Hughie O’Donoghue RA contemplates art of the First World War

Acts of remembrance

Published 15 July 2014

As an exhibition honouring the British art of the First World War opens at the Imperial War Museum a century after its outbreak, the painter discusses the impact of these works.

  • From the Summer 2014 issue of RA Magazine, issued quarterly to Friends of the RA.

    Tread carefully as you go amid the dark trees and fallen branches with their faint scent of rusting metal. Nailed to a tree in Trônes Wood, inside a plastic bag, a fading photograph marked with handwriting tells you that it was here that Joseph Partridge from Portsmouth, born on 24 July 1891, became lost. He was killed in the battle for this part of the Somme and nothing remained of him.

    This is a personal monument, a memorial and an act of remembrance, and it stopped me in my tracks as I walked in the wood and peered into the boy’s fading face. Like all successful monuments and works of art, it is unexpected but it connects – it speaks of love and loss.

    This connection is explored in Truth and Memory, the largest exhibition of British art of the First World War ever assembled, which reopens London’s Imperial War Museum in July. Included in the show is Paul Nash’s painting We are Making a New World (1918). In it we are confronted with an image of the wasteland that was the Western Front, the demonic world, a shell-holed wilderness of fractured tree stumps where the sun’s rays struggle to break through opaque brown clouds or perhaps an oncoming wall of mustard gas.

  • Paul Nash, We are Making a New World

    Paul Nash, We are Making a New World, 1918.

    © IWM Art 1146.

  • The title of Nash’s painting is ironic. But it is a literary irony, and one of the real legacies of the war for the visual arts was the development of visual irony, as exemplified by Marcel Duchamp’s Fountain, his ‘readymade’ men’s urinal. Its date is 1917, when the war was possibly at its lowest ebb. As men drowned in mud on the Ypres Salient established norms of civilisation had disappeared. There was widespread disillusionment, certainties had gone and the world had become absurd, so Duchamp made an art of the absurd. Western civilisation was in the toilet. But that was then, and the old irony of the war has since been transformed into the old irony of the now. Irony has permeated contemporary art practice to such an extent that it has become orthodox.

    I find the irony in Nash’s title irritating. I feel it is telling me what I should think when I look at the painting, in a way that is not so different from the way picture captions in the war publications of the time led you by the hand – On the alert for the furtive foe comes to mind. In contrast John Nash’s Oppy Wood, 1917, Evening is just that. You are left to look and do the thinking yourself.

    Since autumn 2013 I have been working on a group of new paintings, ‘Seven Halts on the Somme’. These works share a geographical location with some of the paintings in ‘Truth and Memory’, but they are separated by the best part of 100 years and thus approach the subject from a different perspective.

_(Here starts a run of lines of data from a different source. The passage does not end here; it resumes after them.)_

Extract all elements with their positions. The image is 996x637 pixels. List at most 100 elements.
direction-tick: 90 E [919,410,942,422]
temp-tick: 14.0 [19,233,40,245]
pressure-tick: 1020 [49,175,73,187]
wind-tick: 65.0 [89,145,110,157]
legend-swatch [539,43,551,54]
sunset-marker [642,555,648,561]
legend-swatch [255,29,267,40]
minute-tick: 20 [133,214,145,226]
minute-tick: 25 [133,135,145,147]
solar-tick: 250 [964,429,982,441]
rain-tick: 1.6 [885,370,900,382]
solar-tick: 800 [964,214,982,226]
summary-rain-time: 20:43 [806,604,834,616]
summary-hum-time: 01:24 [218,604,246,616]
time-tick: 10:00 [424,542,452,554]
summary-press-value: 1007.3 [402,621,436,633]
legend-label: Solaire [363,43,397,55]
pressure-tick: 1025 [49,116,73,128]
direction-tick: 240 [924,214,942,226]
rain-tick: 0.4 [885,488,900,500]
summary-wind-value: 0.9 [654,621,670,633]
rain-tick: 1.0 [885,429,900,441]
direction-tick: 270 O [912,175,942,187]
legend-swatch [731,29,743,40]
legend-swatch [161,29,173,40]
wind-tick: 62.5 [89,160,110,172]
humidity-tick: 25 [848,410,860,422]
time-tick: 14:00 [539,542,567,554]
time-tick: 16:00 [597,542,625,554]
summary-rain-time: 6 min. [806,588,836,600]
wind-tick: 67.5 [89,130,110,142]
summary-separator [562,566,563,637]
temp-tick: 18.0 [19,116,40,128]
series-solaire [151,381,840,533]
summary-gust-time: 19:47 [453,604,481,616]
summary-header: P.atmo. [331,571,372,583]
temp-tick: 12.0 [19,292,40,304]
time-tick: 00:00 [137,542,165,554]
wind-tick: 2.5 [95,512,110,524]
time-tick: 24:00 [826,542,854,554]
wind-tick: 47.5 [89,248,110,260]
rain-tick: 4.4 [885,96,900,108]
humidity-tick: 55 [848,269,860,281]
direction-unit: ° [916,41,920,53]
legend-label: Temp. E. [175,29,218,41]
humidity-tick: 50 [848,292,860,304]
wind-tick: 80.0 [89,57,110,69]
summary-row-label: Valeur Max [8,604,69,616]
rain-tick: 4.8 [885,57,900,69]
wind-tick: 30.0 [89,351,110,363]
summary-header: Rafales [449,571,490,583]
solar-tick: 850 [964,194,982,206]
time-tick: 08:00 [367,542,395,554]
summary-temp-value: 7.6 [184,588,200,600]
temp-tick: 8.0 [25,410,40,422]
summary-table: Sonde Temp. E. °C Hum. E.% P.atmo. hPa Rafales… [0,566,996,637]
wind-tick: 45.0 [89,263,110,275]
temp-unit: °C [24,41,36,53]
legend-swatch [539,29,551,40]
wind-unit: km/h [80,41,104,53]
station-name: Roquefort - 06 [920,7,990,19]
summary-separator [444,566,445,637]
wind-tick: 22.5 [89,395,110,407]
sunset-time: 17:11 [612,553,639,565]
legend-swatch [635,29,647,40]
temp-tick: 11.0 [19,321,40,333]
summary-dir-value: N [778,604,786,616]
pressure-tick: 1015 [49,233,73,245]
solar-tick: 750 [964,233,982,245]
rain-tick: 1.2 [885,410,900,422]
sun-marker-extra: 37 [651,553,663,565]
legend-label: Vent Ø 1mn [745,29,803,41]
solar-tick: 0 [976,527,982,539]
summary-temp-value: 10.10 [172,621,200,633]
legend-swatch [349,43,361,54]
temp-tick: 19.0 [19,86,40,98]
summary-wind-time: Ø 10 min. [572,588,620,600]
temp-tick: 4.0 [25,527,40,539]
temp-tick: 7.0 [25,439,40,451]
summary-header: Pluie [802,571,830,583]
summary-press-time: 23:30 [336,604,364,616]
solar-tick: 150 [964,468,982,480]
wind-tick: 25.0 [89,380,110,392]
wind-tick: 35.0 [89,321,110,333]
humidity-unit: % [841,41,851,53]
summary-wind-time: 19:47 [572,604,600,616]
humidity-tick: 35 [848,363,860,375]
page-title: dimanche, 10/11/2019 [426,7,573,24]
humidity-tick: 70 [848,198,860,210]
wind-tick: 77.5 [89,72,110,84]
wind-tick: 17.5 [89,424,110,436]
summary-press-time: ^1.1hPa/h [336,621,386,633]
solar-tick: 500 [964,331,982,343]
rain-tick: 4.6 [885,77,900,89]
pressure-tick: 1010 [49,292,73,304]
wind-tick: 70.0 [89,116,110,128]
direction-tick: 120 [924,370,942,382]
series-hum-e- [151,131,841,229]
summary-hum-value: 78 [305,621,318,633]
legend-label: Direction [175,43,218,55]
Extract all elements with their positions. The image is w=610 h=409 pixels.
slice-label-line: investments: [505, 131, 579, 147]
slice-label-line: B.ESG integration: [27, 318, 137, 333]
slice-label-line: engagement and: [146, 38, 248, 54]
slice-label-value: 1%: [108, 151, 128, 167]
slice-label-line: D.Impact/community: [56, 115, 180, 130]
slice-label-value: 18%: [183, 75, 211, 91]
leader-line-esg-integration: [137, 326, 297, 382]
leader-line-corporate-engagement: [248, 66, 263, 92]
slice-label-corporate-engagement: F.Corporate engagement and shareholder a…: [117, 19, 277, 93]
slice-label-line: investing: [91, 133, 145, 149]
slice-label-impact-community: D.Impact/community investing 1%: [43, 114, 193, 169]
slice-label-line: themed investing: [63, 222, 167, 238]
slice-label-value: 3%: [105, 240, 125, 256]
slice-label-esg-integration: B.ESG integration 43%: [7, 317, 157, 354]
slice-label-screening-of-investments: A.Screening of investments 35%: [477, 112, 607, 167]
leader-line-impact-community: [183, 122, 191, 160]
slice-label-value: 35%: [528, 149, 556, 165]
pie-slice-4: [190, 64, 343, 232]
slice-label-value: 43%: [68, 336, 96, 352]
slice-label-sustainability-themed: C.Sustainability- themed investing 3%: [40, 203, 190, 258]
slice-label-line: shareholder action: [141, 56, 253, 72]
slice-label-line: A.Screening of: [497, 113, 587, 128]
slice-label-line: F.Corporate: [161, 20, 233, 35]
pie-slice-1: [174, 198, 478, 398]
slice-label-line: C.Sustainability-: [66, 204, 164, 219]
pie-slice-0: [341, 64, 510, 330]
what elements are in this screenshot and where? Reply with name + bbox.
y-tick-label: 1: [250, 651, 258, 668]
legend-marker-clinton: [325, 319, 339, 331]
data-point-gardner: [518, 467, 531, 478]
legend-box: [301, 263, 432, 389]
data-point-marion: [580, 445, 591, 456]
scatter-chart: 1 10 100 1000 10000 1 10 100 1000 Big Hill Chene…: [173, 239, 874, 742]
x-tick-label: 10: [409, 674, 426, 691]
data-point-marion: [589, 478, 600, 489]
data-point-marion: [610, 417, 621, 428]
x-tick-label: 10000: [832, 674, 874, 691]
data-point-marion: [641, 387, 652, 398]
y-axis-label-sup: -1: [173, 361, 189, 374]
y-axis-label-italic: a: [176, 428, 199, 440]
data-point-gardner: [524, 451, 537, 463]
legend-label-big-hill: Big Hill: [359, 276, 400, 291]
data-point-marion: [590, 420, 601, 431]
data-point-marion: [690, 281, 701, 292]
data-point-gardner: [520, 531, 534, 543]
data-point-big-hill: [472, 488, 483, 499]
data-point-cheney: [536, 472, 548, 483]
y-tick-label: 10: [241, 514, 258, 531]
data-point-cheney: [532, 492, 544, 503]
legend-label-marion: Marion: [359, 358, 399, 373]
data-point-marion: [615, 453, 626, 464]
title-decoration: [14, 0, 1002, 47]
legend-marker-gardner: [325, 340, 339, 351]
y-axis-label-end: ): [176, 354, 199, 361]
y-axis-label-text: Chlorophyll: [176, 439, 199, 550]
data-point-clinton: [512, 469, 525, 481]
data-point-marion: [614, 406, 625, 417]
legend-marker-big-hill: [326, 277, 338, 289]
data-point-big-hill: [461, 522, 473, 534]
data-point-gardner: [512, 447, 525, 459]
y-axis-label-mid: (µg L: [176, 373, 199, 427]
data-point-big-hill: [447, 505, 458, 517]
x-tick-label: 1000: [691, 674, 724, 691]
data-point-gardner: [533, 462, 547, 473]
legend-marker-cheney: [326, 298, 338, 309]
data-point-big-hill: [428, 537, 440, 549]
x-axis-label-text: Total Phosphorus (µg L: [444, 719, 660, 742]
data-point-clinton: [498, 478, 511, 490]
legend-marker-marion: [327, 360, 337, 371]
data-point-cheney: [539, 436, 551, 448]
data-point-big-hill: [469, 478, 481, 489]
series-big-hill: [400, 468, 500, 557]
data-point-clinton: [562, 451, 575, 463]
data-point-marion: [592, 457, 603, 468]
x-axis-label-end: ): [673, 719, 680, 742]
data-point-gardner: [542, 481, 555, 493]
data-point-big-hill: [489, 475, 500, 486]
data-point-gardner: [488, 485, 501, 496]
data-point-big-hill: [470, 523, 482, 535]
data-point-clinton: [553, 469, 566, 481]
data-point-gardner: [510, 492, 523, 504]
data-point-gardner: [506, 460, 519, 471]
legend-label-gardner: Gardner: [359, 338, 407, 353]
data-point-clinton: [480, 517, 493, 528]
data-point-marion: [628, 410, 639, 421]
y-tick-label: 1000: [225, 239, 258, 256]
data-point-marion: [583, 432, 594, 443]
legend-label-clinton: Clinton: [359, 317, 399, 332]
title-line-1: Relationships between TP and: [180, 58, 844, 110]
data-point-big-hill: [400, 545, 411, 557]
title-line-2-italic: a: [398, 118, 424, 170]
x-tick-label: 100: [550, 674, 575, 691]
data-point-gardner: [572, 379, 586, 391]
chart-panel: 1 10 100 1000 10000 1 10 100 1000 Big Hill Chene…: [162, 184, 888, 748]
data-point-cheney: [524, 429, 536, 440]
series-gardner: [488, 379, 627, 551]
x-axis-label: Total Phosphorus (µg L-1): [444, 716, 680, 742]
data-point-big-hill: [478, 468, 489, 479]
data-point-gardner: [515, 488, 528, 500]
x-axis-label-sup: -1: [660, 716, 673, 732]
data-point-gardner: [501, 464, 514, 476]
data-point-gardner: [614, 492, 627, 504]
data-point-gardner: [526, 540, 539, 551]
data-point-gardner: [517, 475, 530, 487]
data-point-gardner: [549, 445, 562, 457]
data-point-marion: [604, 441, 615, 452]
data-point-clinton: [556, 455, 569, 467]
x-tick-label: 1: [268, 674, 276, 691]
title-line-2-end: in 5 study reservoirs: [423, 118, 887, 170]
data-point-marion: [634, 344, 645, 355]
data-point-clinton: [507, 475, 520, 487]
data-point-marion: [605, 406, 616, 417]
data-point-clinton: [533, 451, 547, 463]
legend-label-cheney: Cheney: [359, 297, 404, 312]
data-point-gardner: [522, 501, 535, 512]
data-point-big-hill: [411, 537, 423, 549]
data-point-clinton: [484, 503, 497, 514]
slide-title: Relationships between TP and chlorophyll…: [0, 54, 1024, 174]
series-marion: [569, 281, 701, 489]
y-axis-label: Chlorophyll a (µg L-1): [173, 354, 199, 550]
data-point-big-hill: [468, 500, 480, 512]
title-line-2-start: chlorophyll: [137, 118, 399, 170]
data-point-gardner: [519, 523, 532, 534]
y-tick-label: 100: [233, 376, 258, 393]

Our memory of the First World War is now cultural as opposed to personal, so my paintings are about remembering, putting flesh back on the bones of something, a creative act as opposed to simple recall. Remembering and painting are close companions; both seek equivalents for something profound, a calling to mind of something not to be forgotten.

  • Hughie O’Donoghue RA, Trônes Wood

    Hughie O’Donoghue RA, Trônes Wood, 2014.

    From the series ‘Seven Halts on the Somme’.

    © The artist. Photo: Francis Ware.

  • My paintings develop slowly; they grow in counterpoint to a meditation on their subject matter. As possibilities are explored and excluded, the painting gains in density, layers overlapping in a process of trial and correction. Sometimes dramatic changes occur but there is never a return to the blank canvas where one began. The memory of the painting’s gestation is there to be seen in its surface patination, a record of the struggle for, and the excavation of, its subject.

    The series title ‘Seven Halts on the Somme’ refers to seven places where the army was stopped, people were stopped and I have stopped and paused for thought. The trees at Trônes Wood have now regrown and though their foliage is dense, sunlight can still penetrate the tree canopy and illuminate the ground. Something happened here that demands of us that we remember.

    Truth and Memory: British Art of the First World War is at the Imperial War Museum from 19 July - 8 March 2015.
    Hughie O’Donoghue has two exhibitions: Seven Halts on the Somme Verey Gallery at Eton College, Windsor, by appointment only, until 6 Dec and The Measure of All Things at Chapter House, Westminster Abbey from 15 July – 30 November 2014.